Basiu zobaczymy co z siewkami, bo to różnie bywa. Czasem można i wyplewić niechcący.
Sylwio matematyka zawsze się przydaje.

Chociaż przy siewkach, to nie zawsze działa.
Anitko odpisałam u ciebie.
Elu zobaczymy. Swoich chyba nie będę wycinać.
Dziś też pojechałam na działkę, bo rano u nas słońce świeciło. Przycięłam winogrona i hortensje ogrodowe. Wycięłam trochę suchelców i rozgrabiłam kretówki. Wyobraźcie sobie, że przy tym wycinaniu, jak zbierałam suche, to do ręki wzięłam coś jak gniazdko. Jakie było moje zdziwienie, gdy zobaczyłam w tym gniazdku coś podobnego do myszy. Zwinięte w kłębuszek nie dawało znaku życia. Opatuliłam z powrotem i odłożyłam. Nie miałam serca robić mu krzywdy, choć to pewnie szkodnik jakiś.
Koło trzeciej zaczęło kropić i wiać, to pojechaliśmy do domu. A że pogoda się popsuła migiem, to nawet nie mam żadnego zdjęcia. Po prawdzie to i niewiele się od zeszłego tygodnia zmieniło. Tylko przebiśniegi całkiem się już rozchyliły i bardzo się cieszę, że je mam.

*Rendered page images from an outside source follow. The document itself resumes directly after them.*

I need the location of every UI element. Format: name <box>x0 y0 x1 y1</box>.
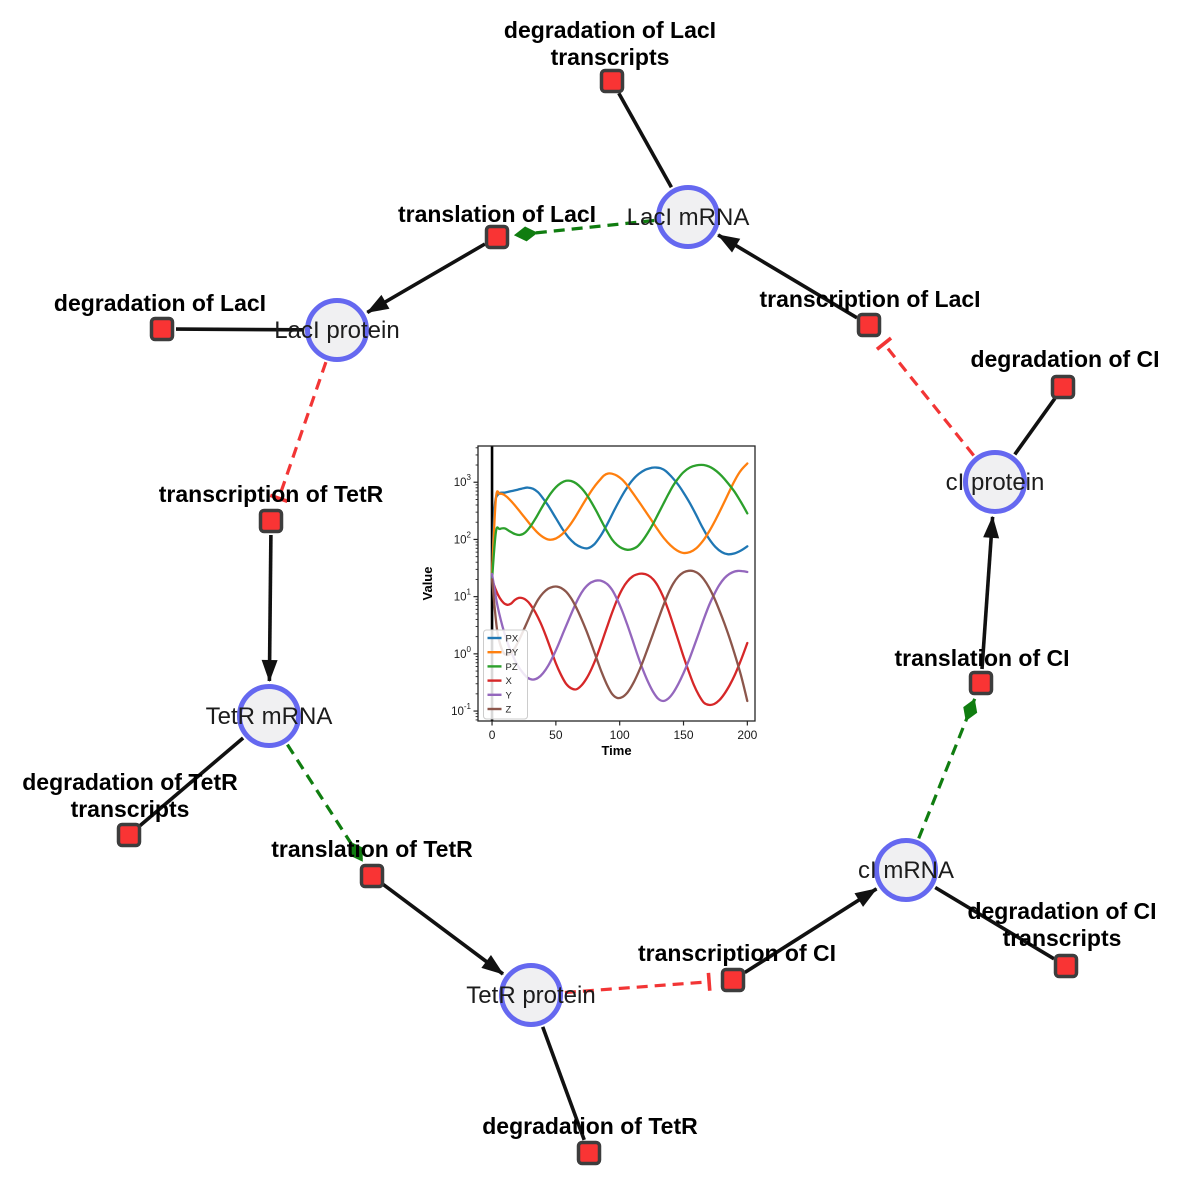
series-line-Z <box>490 569 749 703</box>
series-line-X <box>490 572 749 707</box>
species-node-tetr_protein <box>499 963 563 1027</box>
edge-production-transl_laci-laci_protein <box>366 242 486 314</box>
edge-consumption-ci_protein-deg_ci <box>1013 397 1057 456</box>
edge-consumption-tetr_mrna-deg_tetr_tx <box>138 736 245 828</box>
reaction-label-deg_laci: degradation of LacI <box>54 290 266 316</box>
edge-inhibition-tetr_protein-tx_ci <box>564 972 712 995</box>
species-node-ci_mrna <box>874 838 938 902</box>
inset-chart: 10-1 100 101 102 103 0 50 100 150 200 Time Value PX P… <box>420 445 758 758</box>
edge-modifier-ci_mrna-transl_ci <box>917 698 978 839</box>
edge-consumption-tetr_protein-deg_tetr <box>541 1026 586 1141</box>
reaction-label-deg_ci: degradation of CI <box>970 346 1159 372</box>
series-line-PX <box>490 466 749 581</box>
reaction-node-tx_tetr <box>258 508 284 534</box>
reaction-label-deg_tetr_tx-line2: transcripts <box>71 796 190 822</box>
nodes-layer <box>116 68 1079 1166</box>
x-axis-label: Time <box>601 743 631 758</box>
y-tick-label: 102 <box>454 530 472 546</box>
species-label-tetr_mrna: TetR mRNA <box>206 703 333 730</box>
edge-inhibition-ci_protein-tx_laci <box>875 336 975 457</box>
reaction-label-deg_tetr_tx-line1: degradation of TetR <box>22 769 238 795</box>
y-tick-label: 100 <box>454 645 472 661</box>
reaction-label-tx_ci: transcription of CI <box>638 940 836 966</box>
species-node-ci_protein <box>963 450 1027 514</box>
reaction-label-tx_tetr: transcription of TetR <box>159 481 384 507</box>
reaction-label-deg_ci_tx-line1: degradation of CI <box>967 898 1156 924</box>
reaction-label-tx_laci: transcription of LacI <box>759 286 980 312</box>
edge-consumption-laci_mrna-deg_laci_tx <box>617 92 673 189</box>
reaction-label-deg_laci_tx-line2: transcripts <box>551 44 670 70</box>
x-tick-label: 0 <box>489 728 496 742</box>
y-tick-label: 103 <box>454 473 472 489</box>
edge-consumption-laci_protein-deg_laci <box>175 327 304 332</box>
series-line-PY <box>490 462 749 576</box>
reaction-label-transl_laci: translation of LacI <box>398 201 596 227</box>
legend-label-PZ: PZ <box>506 662 518 673</box>
reaction-node-transl_tetr <box>359 863 385 889</box>
reaction-node-tx_laci <box>856 312 882 338</box>
edge-consumption-ci_mrna-deg_ci_tx <box>934 885 1055 961</box>
legend-label-X: X <box>506 676 513 687</box>
edge-production-tx_laci-laci_mrna <box>717 233 858 320</box>
species-label-ci_mrna: cI mRNA <box>858 857 954 884</box>
species-label-laci_protein: LacI protein <box>274 317 399 344</box>
species-label-tetr_protein: TetR protein <box>466 982 595 1009</box>
species-node-laci_protein <box>305 298 369 362</box>
x-tick-label: 150 <box>674 728 694 742</box>
x-tick-label: 50 <box>549 728 563 742</box>
y-axis-label: Value <box>420 567 435 601</box>
y-tick-label: 10-1 <box>451 702 471 718</box>
reaction-node-deg_ci <box>1050 374 1076 400</box>
chart-frame <box>477 445 756 722</box>
series-line-Y <box>490 569 749 703</box>
y-tick-label: 101 <box>454 588 472 604</box>
edge-inhibition-laci_protein-tx_tetr <box>269 361 328 503</box>
reaction-label-transl_ci: translation of CI <box>894 645 1069 671</box>
edge-production-transl_tetr-tetr_protein <box>382 882 505 976</box>
species-label-laci_mrna: LacI mRNA <box>627 204 750 231</box>
edge-modifier-tetr_mrna-transl_tetr <box>286 743 365 863</box>
edge-production-transl_ci-ci_protein <box>980 515 1000 670</box>
edges-layer <box>138 92 1057 1141</box>
reaction-node-tx_ci <box>720 967 746 993</box>
x-tick-label: 100 <box>610 728 630 742</box>
legend-label-Z: Z <box>506 705 512 716</box>
reaction-label-deg_laci_tx-line1: degradation of LacI <box>504 17 716 43</box>
legend-label-PY: PY <box>506 648 519 659</box>
reaction-node-deg_laci <box>149 316 175 342</box>
reaction-label-deg_ci_tx-line2: transcripts <box>1003 925 1122 951</box>
edge-modifier-laci_mrna-transl_laci <box>513 218 655 242</box>
edge-production-tx_tetr-tetr_mrna <box>261 534 278 682</box>
reaction-node-transl_laci <box>484 224 510 250</box>
series-line-PZ <box>490 463 749 581</box>
reaction-label-transl_tetr: translation of TetR <box>271 836 473 862</box>
legend-label-PX: PX <box>506 634 519 645</box>
reaction-node-deg_ci_tx <box>1053 953 1079 979</box>
reaction-node-deg_tetr <box>576 1140 602 1166</box>
reaction-node-deg_tetr_tx <box>116 822 142 848</box>
edge-production-tx_ci-ci_mrna <box>743 887 878 975</box>
reaction-node-deg_laci_tx <box>599 68 625 94</box>
legend-label-Y: Y <box>506 690 513 701</box>
x-tick-label: 200 <box>737 728 757 742</box>
species-label-ci_protein: cI protein <box>946 469 1045 496</box>
species-node-tetr_mrna <box>237 684 301 748</box>
labels-layer: LacI mRNA LacI protein TetR mRNA TetR prote… <box>22 17 1159 1139</box>
species-node-laci_mrna <box>656 185 720 249</box>
reaction-node-transl_ci <box>968 670 994 696</box>
reaction-label-deg_tetr: degradation of TetR <box>482 1113 698 1139</box>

Na szczęście myszy czy nornice zostawiają je w spokoju.

W domu za to posadziłam w końcu bratki, rozsadziłam komarnicę na balkon, wsadziłam floksy, bo już puszczały zielone i tawułki Arendsa. Jeszcze muszę posadzić irysy syberyjskie (udało mi się kupić białe) i porozsadzać pelargonię.
Coś mnie w tym roku ciągnie do białego, bo floksy białe, tawułki 4 białe i 4 prawie białe (Deutschland), a jeszcze iryski.